Comment fonctionne la vidéo-verbalisation sur les passages piétons ?

La vidéo-verbalisation permet de constater certaines infractions sans interception immédiate. Sur un passage piéton, elle peut viser le refus de priorité ou un arrêt illicite selon le dispositif local et le cadre de contrôle déployé.
Le traitement repose sur des images captées puis exploitées par un agent habilité. L’avis de contravention est ensuite adressé au titulaire du certificat d’immatriculation. L’absence d’interception n’empêche ni l’amende, ni le retrait de points lorsque l’infraction le prévoit.
La signalisation du passage contribue à l’appréciation des faits. Le site peut comporter un panneau triangulaire au niveau du passage. Certaines communes ajoutent une zone tampon en pointillés, sur 2 à 5 mètres avant les bandes.
Une difficulté pratique subsiste pour les dossiers contestés. L’image doit permettre d’identifier l’infraction avec une précision suffisante. Le point litigieux porte souvent sur l’intention du piéton, l’angle de vue ou la chronologie du franchissement. Pour aller plus loin, il faut vérifier les délais et les pièces de contestation.

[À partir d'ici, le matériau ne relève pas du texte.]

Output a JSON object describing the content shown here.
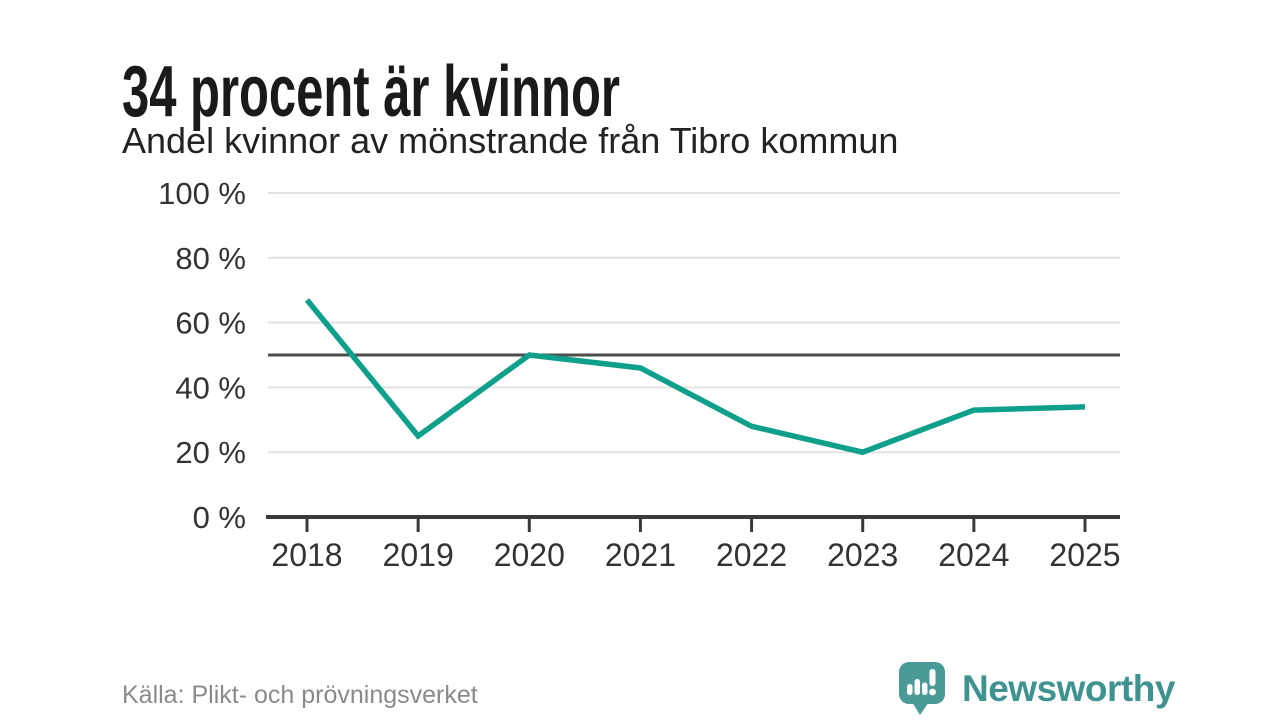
{
  "chart_data": {
    "type": "line",
    "title": "34 procent är kvinnor",
    "subtitle": "Andel kvinnor av mönstrande från Tibro kommun",
    "source": "Källa: Plikt- och prövningsverket",
    "x": [
      2018,
      2019,
      2020,
      2021,
      2022,
      2023,
      2024,
      2025
    ],
    "values": [
      67,
      25,
      50,
      46,
      28,
      20,
      33,
      34
    ],
    "xlabel": "",
    "ylabel": "",
    "ylim": [
      0,
      100
    ],
    "yticks": [
      0,
      20,
      40,
      60,
      80,
      100
    ],
    "ytick_suffix": " %",
    "reference_line": 50,
    "grid": true,
    "legend": "none"
  },
  "branding": {
    "name": "Newsworthy",
    "logo_icon": "speech-bubble-bar-chart-exclamation"
  },
  "colors": {
    "background": "#ffffff",
    "line": "#0fa08c",
    "reference_line": "#4d4d4d",
    "axis": "#3a3a3a",
    "grid": "#e3e3e3",
    "title_text": "#1a1a1a",
    "subtitle_text": "#222222",
    "tick_text": "#333333",
    "source_text": "#8a8a8a",
    "brand_teal": "#3e9290",
    "logo_fill": "#4a9b97",
    "logo_glyph": "#ffffff"
  }
}
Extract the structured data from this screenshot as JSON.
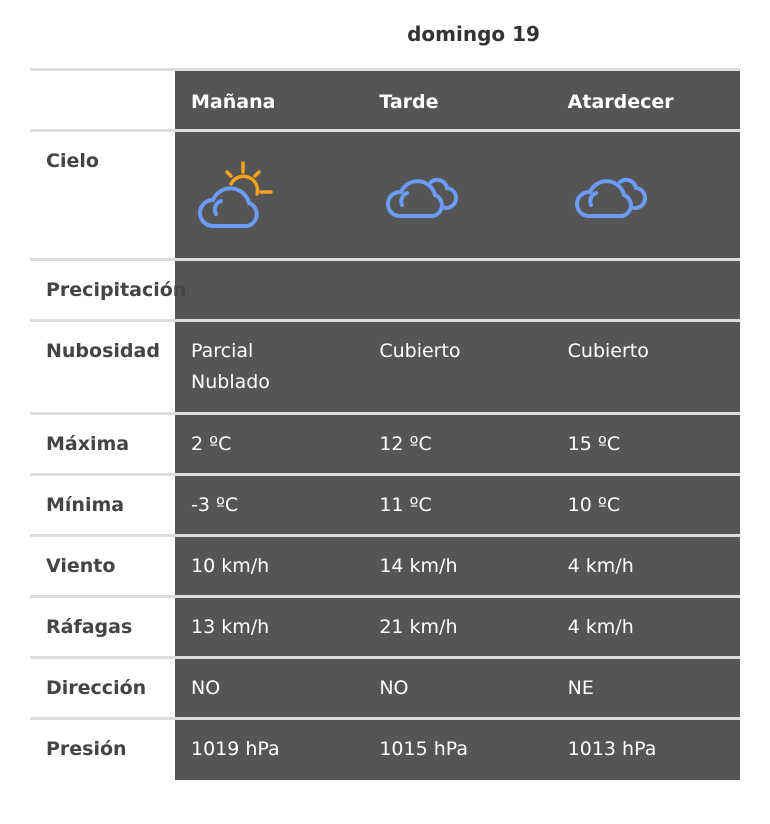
{
  "day": "domingo 19",
  "columns": [
    "Mañana",
    "Tarde",
    "Atardecer"
  ],
  "colors": {
    "cell_bg": "#555555",
    "cloud": "#6b9bf5",
    "sun": "#f7a21b"
  },
  "rows": [
    {
      "label": "Cielo",
      "icons": [
        "partly-cloudy-icon",
        "cloudy-icon",
        "cloudy-icon"
      ]
    },
    {
      "label": "Precipitación",
      "values": [
        "",
        "",
        ""
      ]
    },
    {
      "label": "Nubosidad",
      "values": [
        "Parcial Nublado",
        "Cubierto",
        "Cubierto"
      ]
    },
    {
      "label": "Máxima",
      "values": [
        "2 ºC",
        "12 ºC",
        "15 ºC"
      ]
    },
    {
      "label": "Mínima",
      "values": [
        "-3 ºC",
        "11 ºC",
        "10 ºC"
      ]
    },
    {
      "label": "Viento",
      "values": [
        "10 km/h",
        "14 km/h",
        "4 km/h"
      ]
    },
    {
      "label": "Ráfagas",
      "values": [
        "13 km/h",
        "21 km/h",
        "4 km/h"
      ]
    },
    {
      "label": "Dirección",
      "values": [
        "NO",
        "NO",
        "NE"
      ]
    },
    {
      "label": "Presión",
      "values": [
        "1019 hPa",
        "1015 hPa",
        "1013 hPa"
      ]
    }
  ]
}
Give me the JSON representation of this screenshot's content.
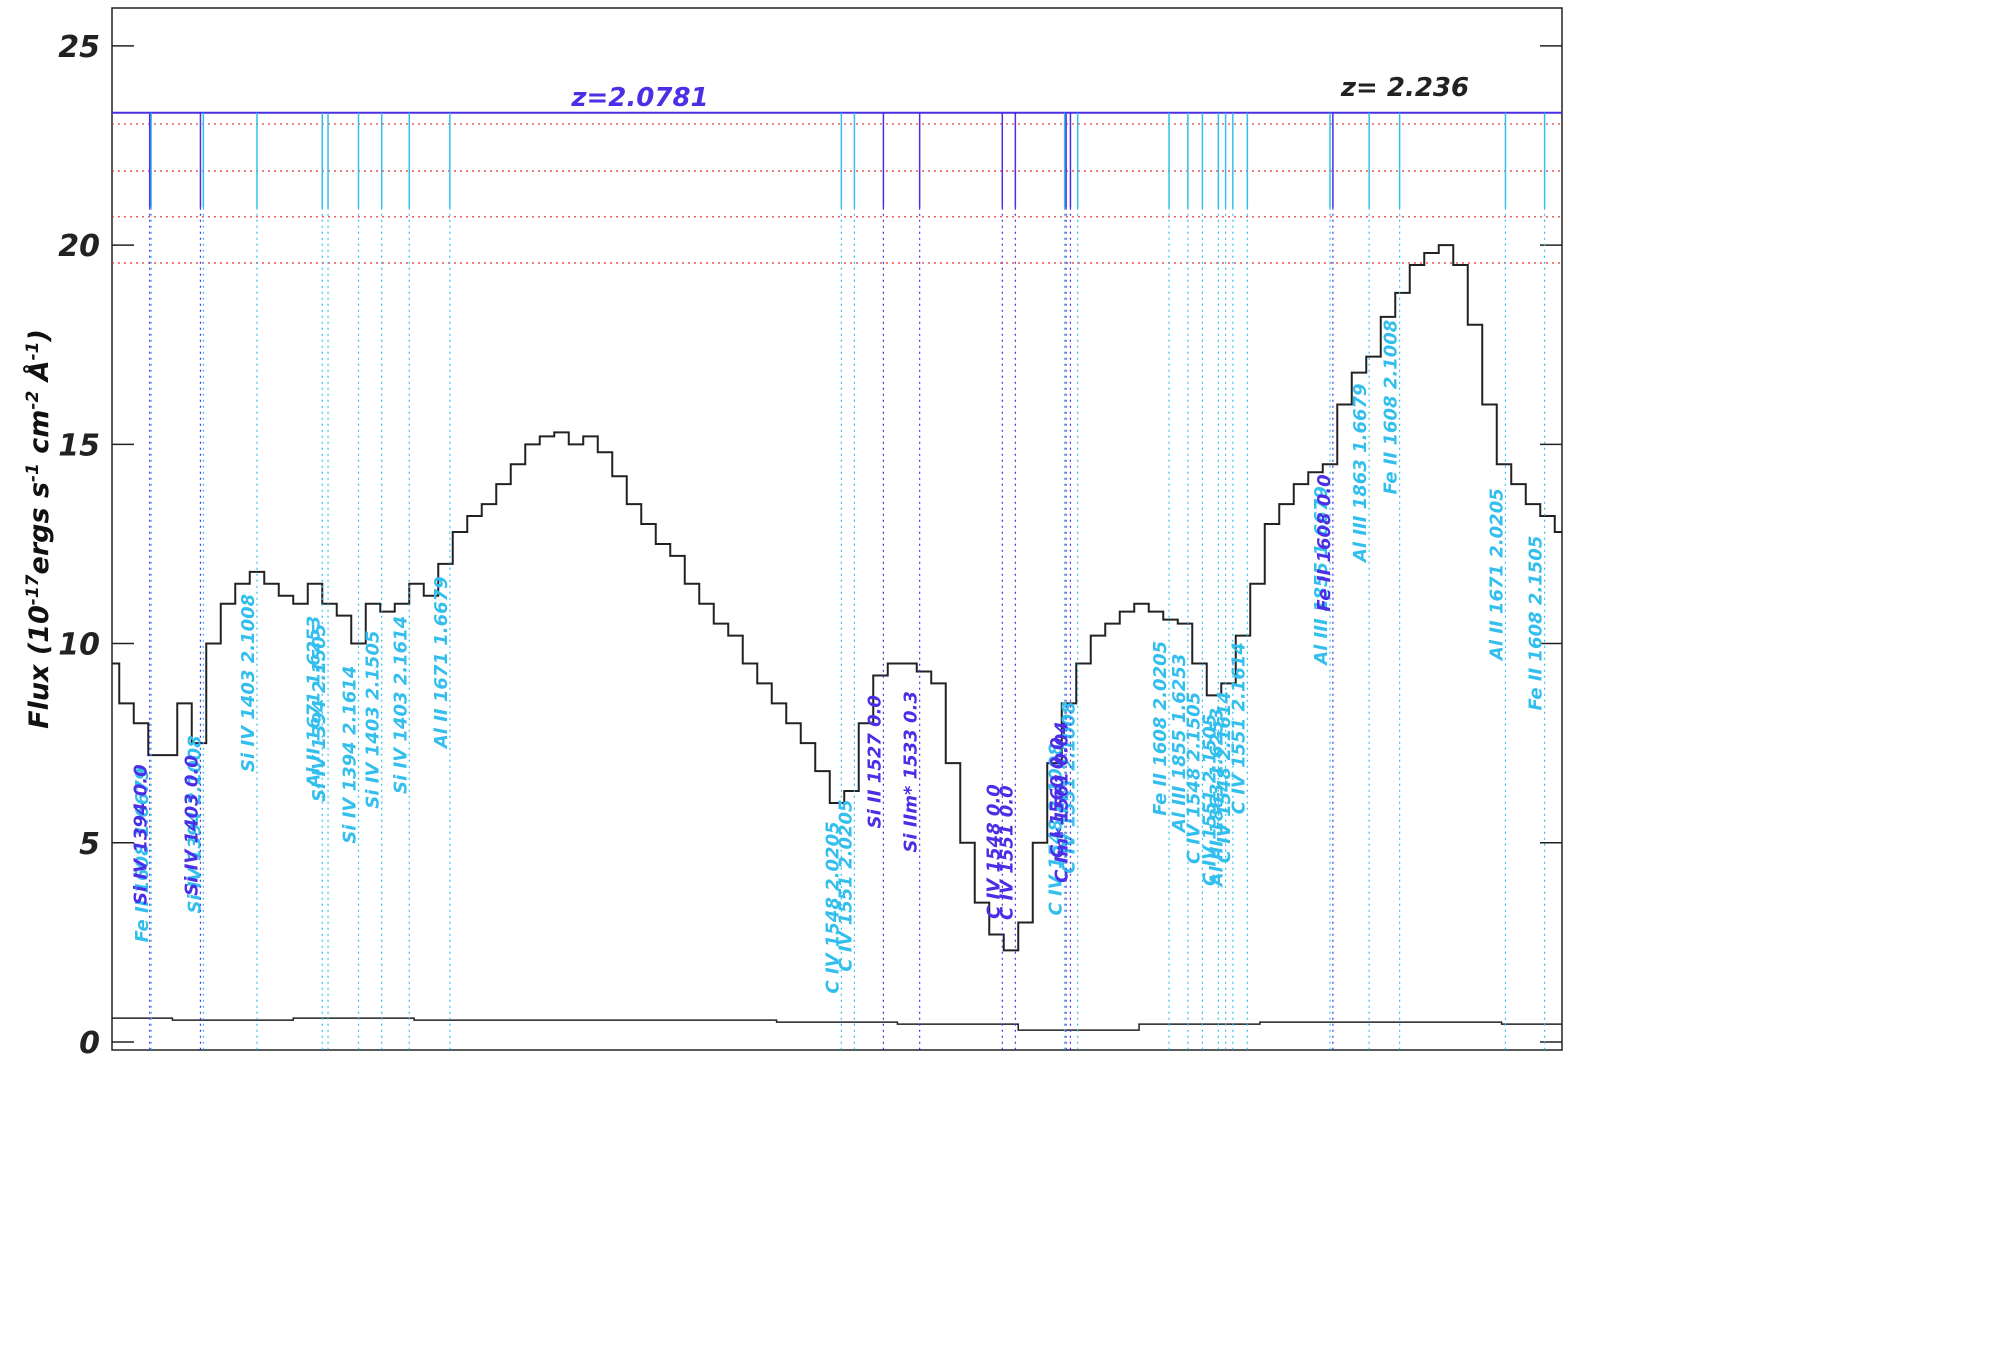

Comment contester un PV pour non-respect d’un passage piéton ?
La contestation d’un PV pour passage piéton doit suivre la procédure indiquée sur l’avis. Le dossier se transmet à l’autorité compétente dans le délai mentionné. Le paiement de l’amende forfaitaire vaut en principe reconnaissance de l’infraction.
Un recours sérieux repose sur des éléments objectifs. Le conducteur peut invoquer une erreur matérielle, une identification insuffisante ou des circonstances non établies. Dans un dossier de vidéo-verbalisation, la qualité des images et la cohérence horaire pèsent fortement.
Les conducteurs probatoires doivent mesurer l’enjeu. Une amende pour non-respect du passage piéton retire 6 points. Le capital initial est aussi de 6 points. Une invalidation administrative devient donc possible après une seule verbalisation définitive.
Après une perte de points, un stage agréé permet de récupérer jusqu’à 4 points en 2 jours. Cette solution n’annule pas l’infraction. Elle agit uniquement sur le capital restant, sous réserve des conditions administratives applicables. Pour aller plus loin, il convient de vérifier l’avis reçu avant toute démarche.
Le régime du passage piéton combine un barème élevé, un retrait de 6 points et des constats possibles sans interception. La distinction entre refus de priorité, stationnement illicite et traversée hors passage par le piéton reste décisive pour qualifier les faits. En présence d’un PV, l’examen du fondement légal, du mode de constatation et des délais conditionne toute décision utile.